Why is ignored remediation tickets tied into this app?

Organizations frequently manage vulnerability exceptions using QualysGuard Remediation Tickets. The detection API’s list function is designed not to list vulnerabilities with an associated close-ignore remediation ticket because these are exceptions that have been explicitly created by remediation policy or manually within the GUI.

James_Nelson_Photo.jpegWhat led you to choose Shell Scripting for your app?

GNU BASH shell scripting was chosen because it is simple, efficient, portable, and a large number of people understand how to customize shell scripts for their own purposes.  The script was developed on OSX and also tested on Linux before it was released.  It operates well on a wide variety of platforms like Apple OSX, Linux, and Unix.

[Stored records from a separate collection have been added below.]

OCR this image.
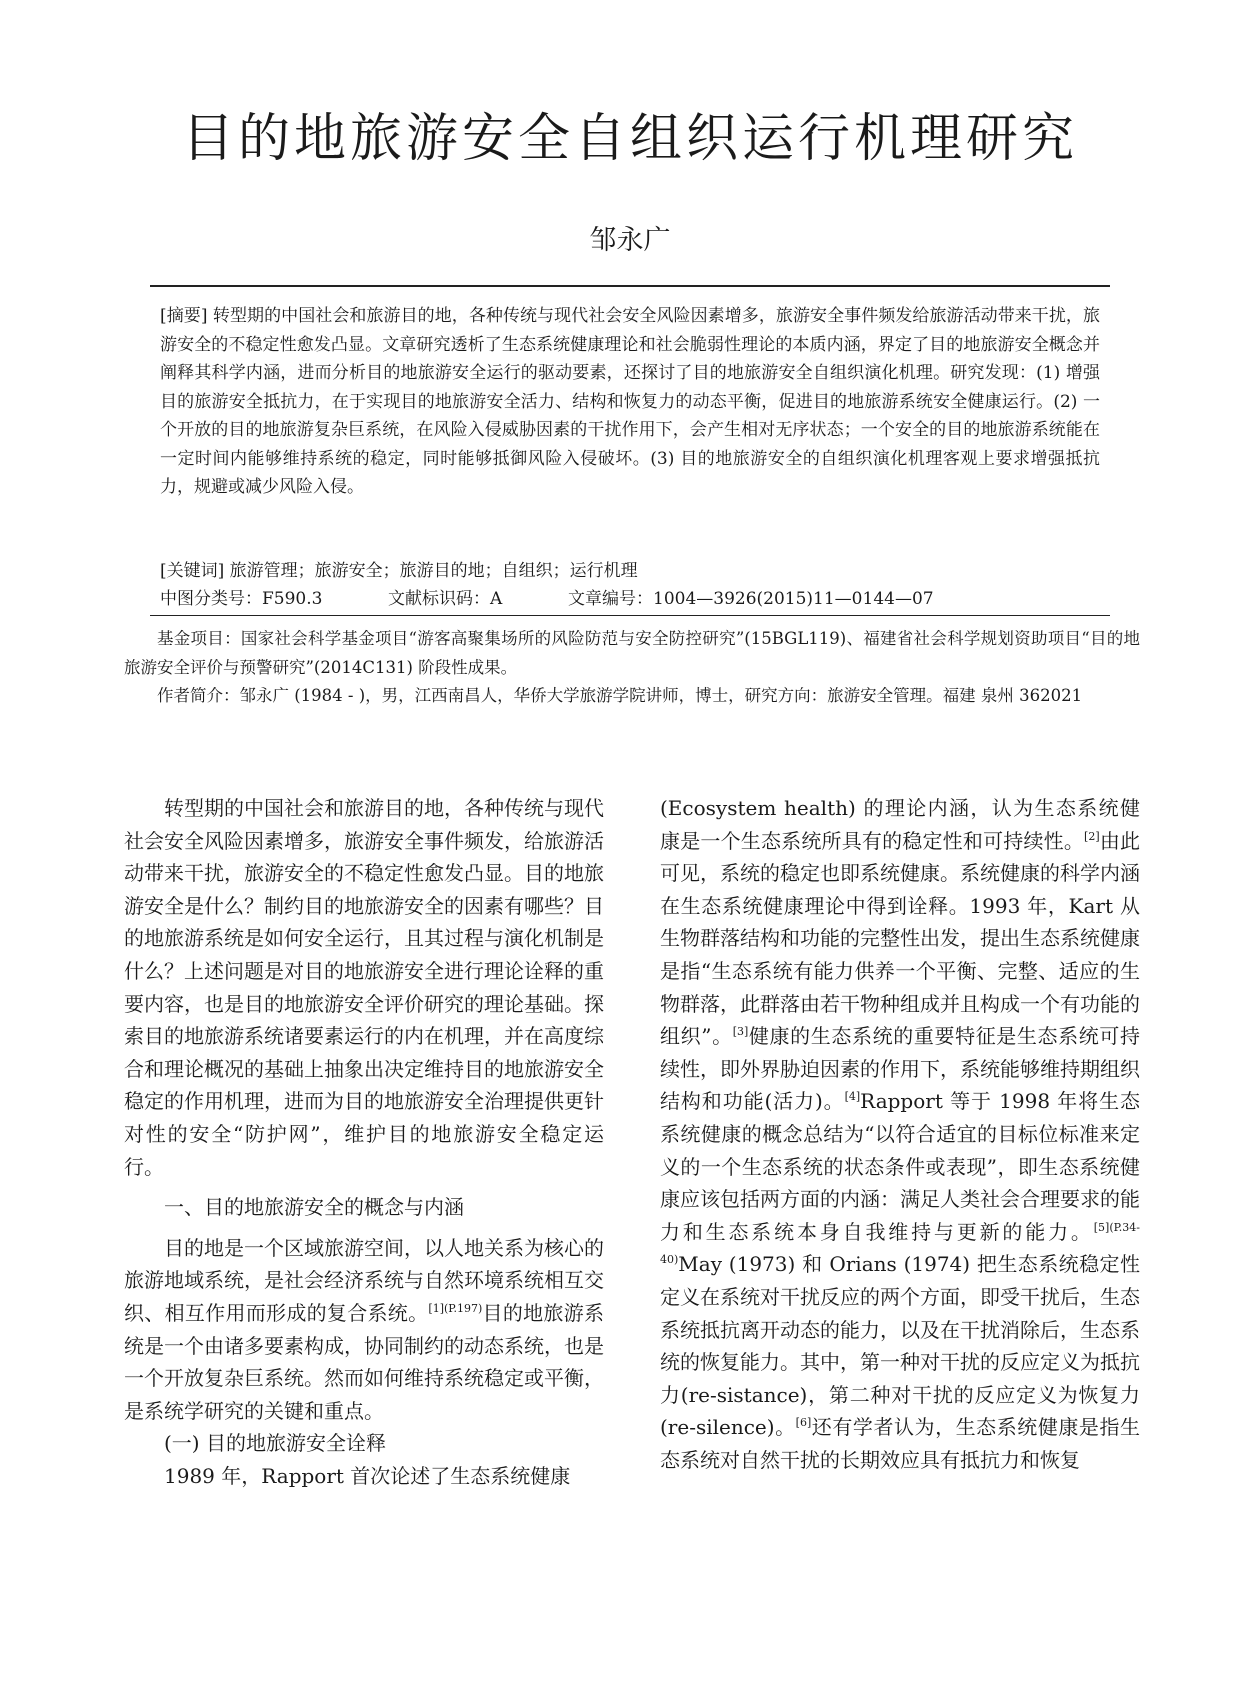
目的地旅游安全自组织运行机理研究
邹永广
[摘要] 转型期的中国社会和旅游目的地，各种传统与现代社会安全风险因素增多，旅游安全事件频发给旅游活动带来干扰，旅游安全的不稳定性愈发凸显。文章研究透析了生态系统健康理论和社会脆弱性理论的本质内涵，界定了目的地旅游安全概念并阐释其科学内涵，进而分析目的地旅游安全运行的驱动要素，还探讨了目的地旅游安全自组织演化机理。研究发现：(1) 增强目的旅游安全抵抗力，在于实现目的地旅游安全活力、结构和恢复力的动态平衡，促进目的地旅游系统安全健康运行。(2) 一个开放的目的地旅游复杂巨系统，在风险入侵威胁因素的干扰作用下，会产生相对无序状态；一个安全的目的地旅游系统能在一定时间内能够维持系统的稳定，同时能够抵御风险入侵破坏。(3) 目的地旅游安全的自组织演化机理客观上要求增强抵抗力，规避或减少风险入侵。
[关键词] 旅游管理；旅游安全；旅游目的地；自组织；运行机理
中图分类号：F590.3	文献标识码：A	文章编号：1004—3926(2015)11—0144—07

基金项目：国家社会科学基金项目“游客高聚集场所的风险防范与安全防控研究”(15BGL119)、福建省社会科学规划资助项目“目的地旅游安全评价与预警研究”(2014C131) 阶段性成果。

作者简介：邹永广 (1984 - )，男，江西南昌人，华侨大学旅游学院讲师，博士，研究方向：旅游安全管理。福建 泉州 362021

转型期的中国社会和旅游目的地，各种传统与现代社会安全风险因素增多，旅游安全事件频发，给旅游活动带来干扰，旅游安全的不稳定性愈发凸显。目的地旅游安全是什么？制约目的地旅游安全的因素有哪些？目的地旅游系统是如何安全运行，且其过程与演化机制是什么？上述问题是对目的地旅游安全进行理论诠释的重要内容，也是目的地旅游安全评价研究的理论基础。探索目的地旅游系统诸要素运行的内在机理，并在高度综合和理论概况的基础上抽象出决定维持目的地旅游安全稳定的作用机理，进而为目的地旅游安全治理提供更针对性的安全“防护网”，维护目的地旅游安全稳定运行。

一、目的地旅游安全的概念与内涵

目的地是一个区域旅游空间，以人地关系为核心的旅游地域系统，是社会经济系统与自然环境系统相互交织、相互作用而形成的复合系统。$^{[1](P.197)}$目的地旅游系统是一个由诸多要素构成，协同制约的动态系统，也是一个开放复杂巨系统。然而如何维持系统稳定或平衡，是系统学研究的关键和重点。

(一) 目的地旅游安全诠释

1989 年，Rapport 首次论述了生态系统健康

(Ecosystem health) 的理论内涵，认为生态系统健康是一个生态系统所具有的稳定性和可持续性。[2]由此可见，系统的稳定也即系统健康。系统健康的科学内涵在生态系统健康理论中得到诠释。1993 年，Kart 从生物群落结构和功能的完整性出发，提出生态系统健康是指“生态系统有能力供养一个平衡、完整、适应的生物群落，此群落由若干物种组成并且构成一个有功能的组织”。[3]健康的生态系统的重要特征是生态系统可持续性，即外界胁迫因素的作用下，系统能够维持期组织结构和功能(活力)。[4]Rapport 等于 1998 年将生态系统健康的概念总结为“以符合适宜的目标位标准来定义的一个生态系统的状态条件或表现”，即生态系统健康应该包括两方面的内涵：满足人类社会合理要求的能力和生态系统本身自我维持与更新的能力。$^{[5](P.34-40)}$May (1973) 和 Orians (1974) 把生态系统稳定性定义在系统对干扰反应的两个方面，即受干扰后，生态系统抵抗离开动态的能力，以及在干扰消除后，生态系统的恢复能力。其中，第一种对干扰的反应定义为抵抗力(re-sistance)，第二种对干扰的反应定义为恢复力(re-silence)。[6]还有学者认为，生态系统健康是指生态系统对自然干扰的长期效应具有抵抗力和恢复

How can we make our API easier to use?

The API was easy to use and made it simple to build this script.  The hardest part is often figuring out what FQDN to use for the API host tied to a given subscription.  Reducing API hosts to one would make it easier to get started with using the API.

What advice do you have for others to hope to build an app for QualysGuard?

First, when holding a hammer everything could look like a nail. Just because you COULD use API to do something doesn’t mean it is the right solution. Look at the native features in the Qualys UI first, and then decide.  Frequently hidden gems like the Remediation Policy engine end up holding the answer. Also, if you do build a script please do not neglect security in the design. Consider secure deletes. Avoid hard coded passwords in scripts or configs. Pay attention to SSL client settings for requests – be sure to require strong SSL protocol versions, strong encryption, and verify CA trust.

Any future QualysGuard app plans? 🙂

I do not have immediate plans to release a tool, but I have started working on scripts to compare CMDB data to QualysGuard Asset Management data that I may publish eventually.  Today, I am focused on ensuring this tool has a good future – it is mission critical at a number of my customers.